Convergence of Newton’s method

We again look at finding a solution of \(xe^x=2\) near \(x=1\). To apply Newton’s method, we need to calculate values of both the residual function \(f\) and its derivative.

using FundamentalsNumericalComputation
f = x -> x*exp(x) - 2;
dfdx = x -> exp(x)*(x+1);

We don’t know the exact root, so we use nlsolve to determine the “true” value.

r = nlsolve(x -> f(x[1]),[1.]).zero
1-element Array{Float64,1}:
 0.8526055020137259

We use \(x_1=1\) as a starting guess and apply the iteration in a loop, storing the sequence of iterates in a vector.

x = [1;zeros(6)]
for k = 1:6
    x[k+1] = x[k] - f(x[k]) / dfdx(x[k])
end
x
7-element Array{Float64,1}:
 1.0
 0.8678794411714423
 0.8527833734164099
 0.8526055263689221
 0.852605502013726
 0.8526055020137254
 0.8526055020137254

Here is the sequence of errors.

err = @. x - r
7-element Array{Float64,1}:
  0.14739449798627413
  0.015273939157716465
  0.00017787140268399337
  2.4355196193148743e-8
  1.1102230246251565e-16
 -4.440892098500626e-16
 -4.440892098500626e-16

Glancing at the exponents of the errors, they roughly form a neat doubling sequence until the error is comparable to machine precision.
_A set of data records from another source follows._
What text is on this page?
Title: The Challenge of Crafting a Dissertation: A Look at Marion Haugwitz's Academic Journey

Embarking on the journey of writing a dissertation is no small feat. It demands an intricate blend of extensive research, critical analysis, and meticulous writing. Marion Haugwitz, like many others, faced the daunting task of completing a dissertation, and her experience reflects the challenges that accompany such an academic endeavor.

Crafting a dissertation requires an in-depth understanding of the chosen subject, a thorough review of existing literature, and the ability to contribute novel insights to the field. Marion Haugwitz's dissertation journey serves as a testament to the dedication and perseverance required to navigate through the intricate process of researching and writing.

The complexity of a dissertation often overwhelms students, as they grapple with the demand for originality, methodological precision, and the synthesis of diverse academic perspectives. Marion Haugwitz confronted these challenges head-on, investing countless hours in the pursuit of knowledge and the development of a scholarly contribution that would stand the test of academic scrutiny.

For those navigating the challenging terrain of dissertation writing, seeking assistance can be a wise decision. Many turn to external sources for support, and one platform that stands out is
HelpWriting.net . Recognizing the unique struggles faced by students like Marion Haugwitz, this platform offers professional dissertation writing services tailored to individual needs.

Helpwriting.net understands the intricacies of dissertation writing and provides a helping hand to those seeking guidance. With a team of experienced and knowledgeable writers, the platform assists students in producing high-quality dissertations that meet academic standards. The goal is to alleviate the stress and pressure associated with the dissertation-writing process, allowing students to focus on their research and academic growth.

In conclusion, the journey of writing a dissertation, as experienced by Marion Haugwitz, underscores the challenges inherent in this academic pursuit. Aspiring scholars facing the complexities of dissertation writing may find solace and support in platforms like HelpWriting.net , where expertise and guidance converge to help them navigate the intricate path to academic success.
We can see this more precisely by taking logs.

logerr = @. log(abs(err))
7-element Array{Float64,1}:
  -1.9146426270180508
  -4.181607225912875
  -8.634449725601385
 -17.53052061416097
 -36.7368005696771
 -35.35050620855721
 -35.35050620855721

Quadratic convergence isn’t as graphically distinctive as linear convergence.

plot(0:6,abs.(err),m=:o,legend=:none,
    xlabel="\$k\$", yaxis=(:log10,"\$|x_k-r|\$"), title="Quadratic convergence")

This looks faster than linear convergence, but it’s not easy to say more. If we could use infinite precision, the curve would continue to steepen forever.